I've generally found AWS more reliable than GCP - even when GCP isn't having downtime, you'll occasionally get 503's from their APIs, so you need to wrap all your calls to them in retries.

AWS has had multiple instances of cascading EBS backplane failures, but outside of that I've found their core services pretty reliable -- 400+ days of uptime on a lot of VMs in systems I've worked on -- I avoid EBS when I can.

My advice is to keep your stuff simple - PaaS might seem attractive, but you have so little control as you mention when something goes down. Embrace multi-cloud by using the lowest common denominator of tech available - virtual machines, dns, networking, and instance storage if that suits your needs. Treat vms as disposable - and make sure you have system, service, and data redundancy at that level to survive the failure of an entire availability zone across your application.

6 comments

AppEngine had some big failures early on, but I (and some friends) built a $$$$$$$$$$$$ company on AppEngine (and GCP) and couldn't have done it without it. The stability the last few years has been extremely good. Our base logic was that we trust Google to hire and train talented DevOps more than we can do it and it sure sucks carrying a pager.
Snapchat?

If your app is that big, someone is always carrying a pager for when there are problems. The difference is on PaaS, you can't do a damn thing about it if it's a problem with the platform.

I've helped multiple companies get off of app engine because even for companies losing money (startups), it's too unreliable -- and actually very slow (datastore) if your app is relational. Also, it's very very expensive if you hit the datastore hard.

Not quite, but first MVP in 3 months and $80m gross revenue in the first year. Selling t-shirts. We did it with 3 engineers, no devops or qa teams and definitely no pagers. We had zero downtime and the very rare bugs were fixed on the next push to master (CI/CD) and real testing.

I'm not saying the datastore is perfect, but using the datastore has well known and predictable limitations that need to be engineered for. It is definitely not something you can RTFM later on. Just like any database to be honest. It is not a relational database. It doesn't do aggregations. It is for storing data (using Objectify [0]) and memcache is for caching that data.

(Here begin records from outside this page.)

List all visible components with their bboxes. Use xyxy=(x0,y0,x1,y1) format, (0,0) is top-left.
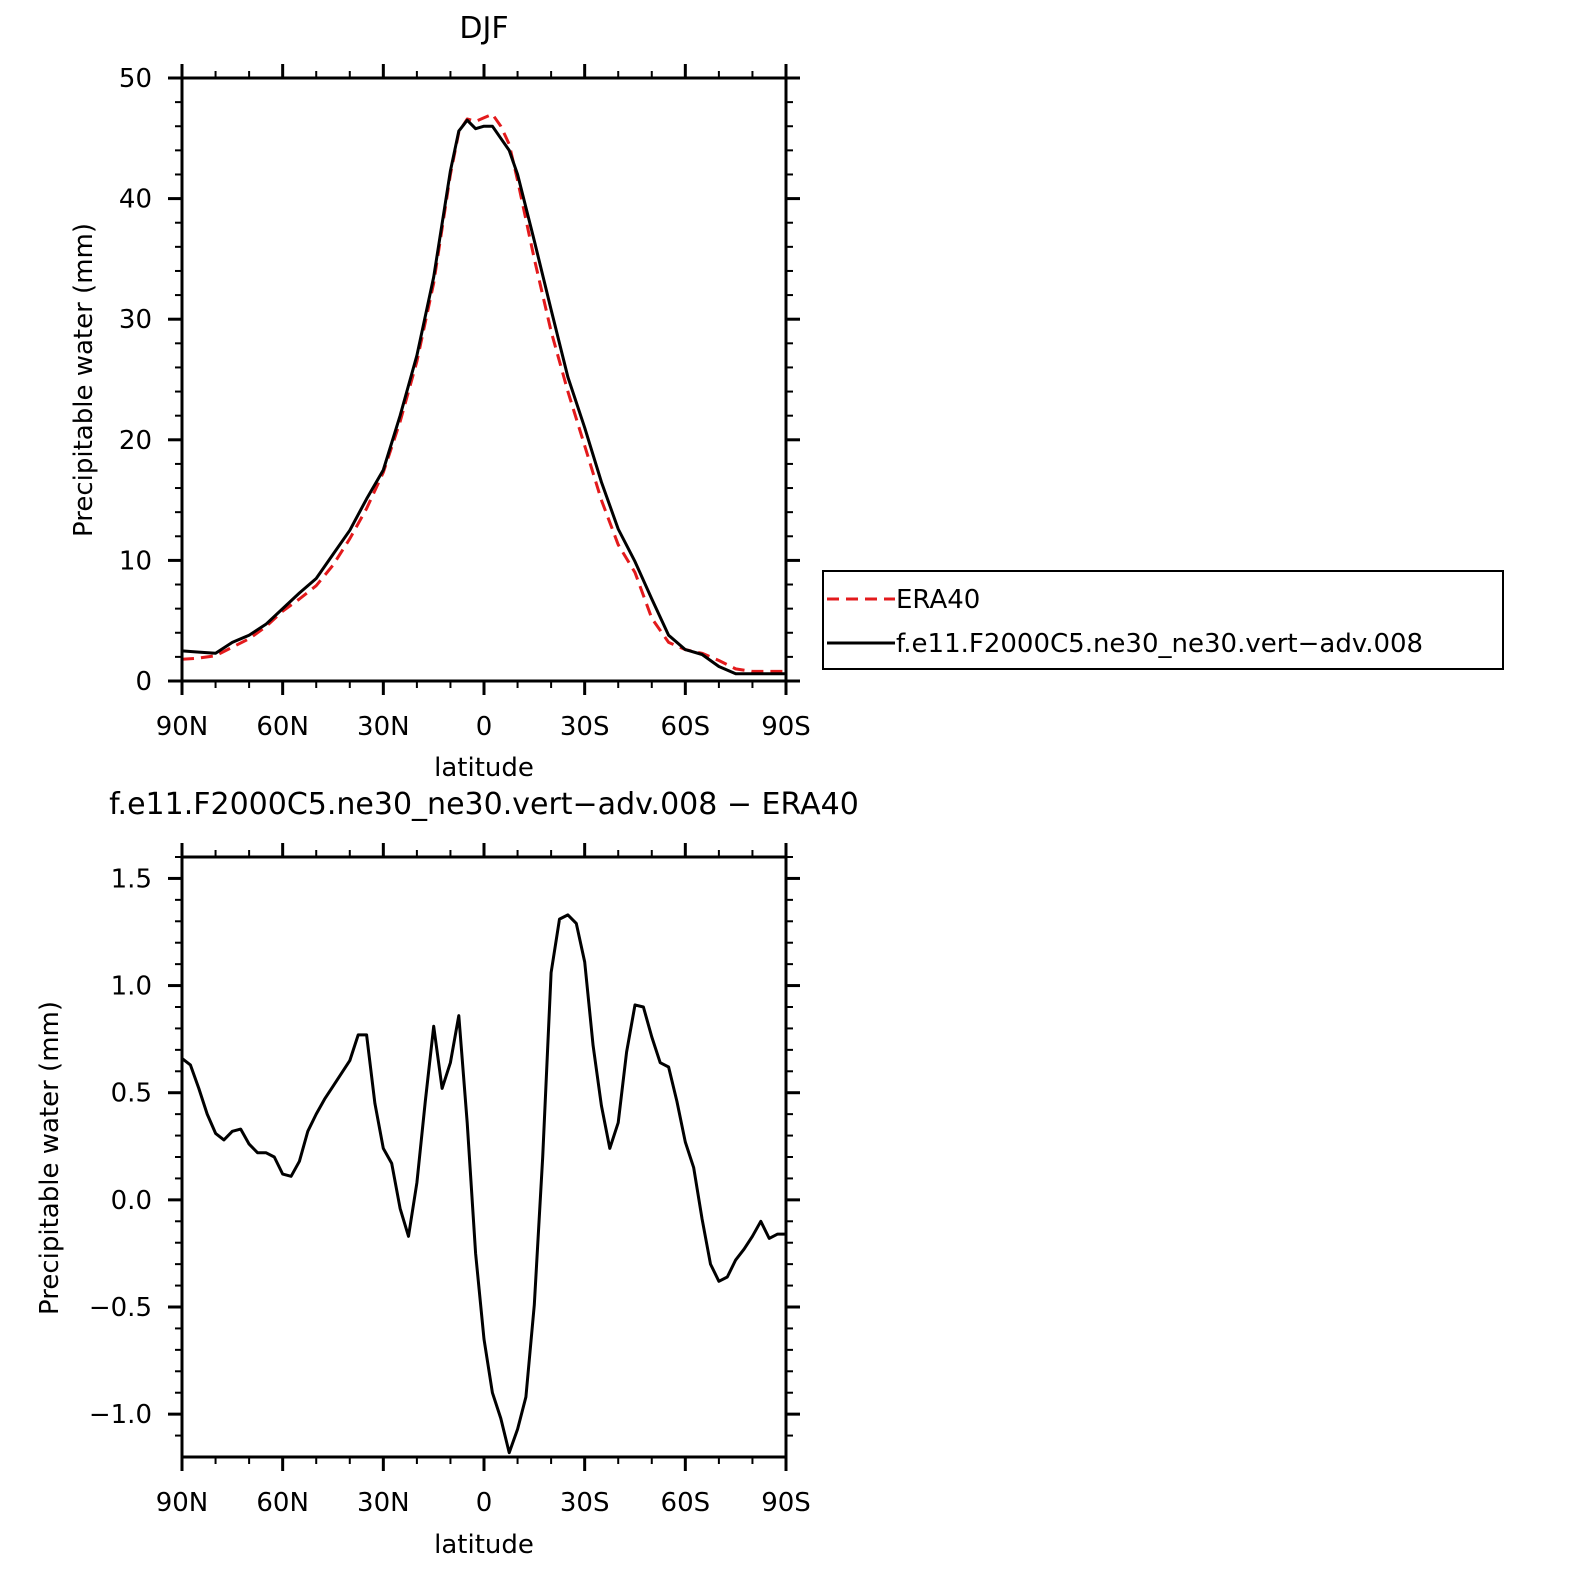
bottom-series-line-difference xyxy=(181,913,786,1455)
bottom-x-tick-label: 60S xyxy=(661,1488,711,1518)
bottom-axes: −1.0 −0.5 0.0 0.5 1.0 1.5 90N 60N 30N 0 30S 60S 90S xyxy=(89,843,811,1518)
top-series-lines xyxy=(181,112,786,676)
top-series-line-model xyxy=(181,118,786,676)
top-y-tick-label: 40 xyxy=(119,185,152,215)
top-x-tick-label: 60N xyxy=(256,712,309,742)
bottom-y-tick-label: 0.0 xyxy=(111,1186,152,1216)
legend-label-era40: ERA40 xyxy=(896,585,980,615)
bottom-y-tick-label: 1.0 xyxy=(111,972,152,1002)
bottom-y-axis-title: Precipitable water (mm) xyxy=(35,1001,65,1315)
top-y-tick-label: 0 xyxy=(135,667,152,697)
top-y-tick-label: 30 xyxy=(119,305,152,335)
bottom-x-tick-label: 30S xyxy=(560,1488,610,1518)
bottom-panel: f.e11.F2000C5.ne30_ne30.vert−adv.008 − E… xyxy=(35,787,859,1560)
legend-box xyxy=(822,570,1504,670)
bottom-y-tick-label: 0.5 xyxy=(111,1079,152,1109)
top-x-tick-label: 90S xyxy=(761,712,811,742)
top-axes: 0 10 20 30 40 50 90N 60N 30N 0 30S 60S 90S xyxy=(119,64,811,742)
bottom-x-tick-label: 90N xyxy=(156,1488,209,1518)
legend: ERA40 f.e11.F2000C5.ne30_ne30.vert−adv.0… xyxy=(822,570,1504,670)
bottom-x-tick-label: 90S xyxy=(761,1488,811,1518)
top-plot-frame xyxy=(180,76,788,683)
bottom-panel-title: f.e11.F2000C5.ne30_ne30.vert−adv.008 − E… xyxy=(109,787,859,822)
bottom-x-tick-label: 0 xyxy=(476,1488,493,1518)
bottom-x-axis-title: latitude xyxy=(434,1530,534,1560)
bottom-y-tick-label: −0.5 xyxy=(89,1293,152,1323)
top-y-axis-title: Precipitable water (mm) xyxy=(69,223,99,537)
legend-label-model: f.e11.F2000C5.ne30_ne30.vert−adv.008 xyxy=(896,629,1423,659)
top-x-tick-label: 60S xyxy=(661,712,711,742)
top-y-tick-label: 20 xyxy=(119,426,152,456)
top-series-line-era40 xyxy=(181,112,786,673)
top-y-tick-label: 50 xyxy=(119,64,152,94)
top-x-axis-title: latitude xyxy=(434,753,534,783)
top-panel-title: DJF xyxy=(459,11,508,46)
top-x-tick-label: 30S xyxy=(560,712,610,742)
bottom-plot-frame xyxy=(180,855,788,1459)
top-y-tick-label: 10 xyxy=(119,546,152,576)
top-panel: DJF 0 10 20 30 40 50 90N 60N 30N 0 30S 60S 90S latit… xyxy=(69,11,1504,783)
bottom-y-tick-label: −1.0 xyxy=(89,1400,152,1430)
top-x-tick-label: 30N xyxy=(357,712,410,742)
bottom-series-lines xyxy=(181,913,786,1455)
top-x-tick-label: 0 xyxy=(476,712,493,742)
top-x-tick-label: 90N xyxy=(156,712,209,742)
bottom-y-tick-label: 1.5 xyxy=(111,864,152,894)
bottom-x-tick-label: 60N xyxy=(256,1488,309,1518)
bottom-x-tick-label: 30N xyxy=(357,1488,410,1518)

[0] https://github.com/objectify/objectify

>you'll occasionally get 503's from their APIs, so you need to wrap all your calls to them in retries.

No matter which cloud platform you're using you should do this[1]. I'm not familiar with the GCP SDK but I know the AWS SDK has it built in[2]. If you're not using the SDK then you have to build it yourself. There will always be a small percentage of transient errors due to the network, DNS, timeouts, hardware failure, etc.

[1] This is a blanket generalization, there are some situations where you shouldn't use the backoff/retry pattern even for retryable errors.

[2] https://docs.aws.amazon.com/general/latest/gr/api-retries.ht...

Pretty amazing how virtualization has come to the point that we even need to virtualize our reliance on cloud vendors across multiple vendors to ensure realiability
I'll say, I've only really done multi-cloud for cases where I liked different products on different clouds -- the main app and data on AWS, but using Google's data stack (BigQuery >> Redshift imho).

In terms of reliability, I think the first step is multi-region -- being able to failover to another region should your primary region have major failage. But assuming you can do that, doing multi-cloud for the same thing shouldn't be so hard provided you have some sort of common open source runtime to run on both platforms.

Appreciate the thoughtful reply and summary of experiences with GCP vs AWS.
Retrying localizable errors (such as 503 Service Unavailable) should be universally practiced in any RPC scheme. Nobody can make a backend that's 100% reliable.
AWS suffers from the same status page gaslighting though.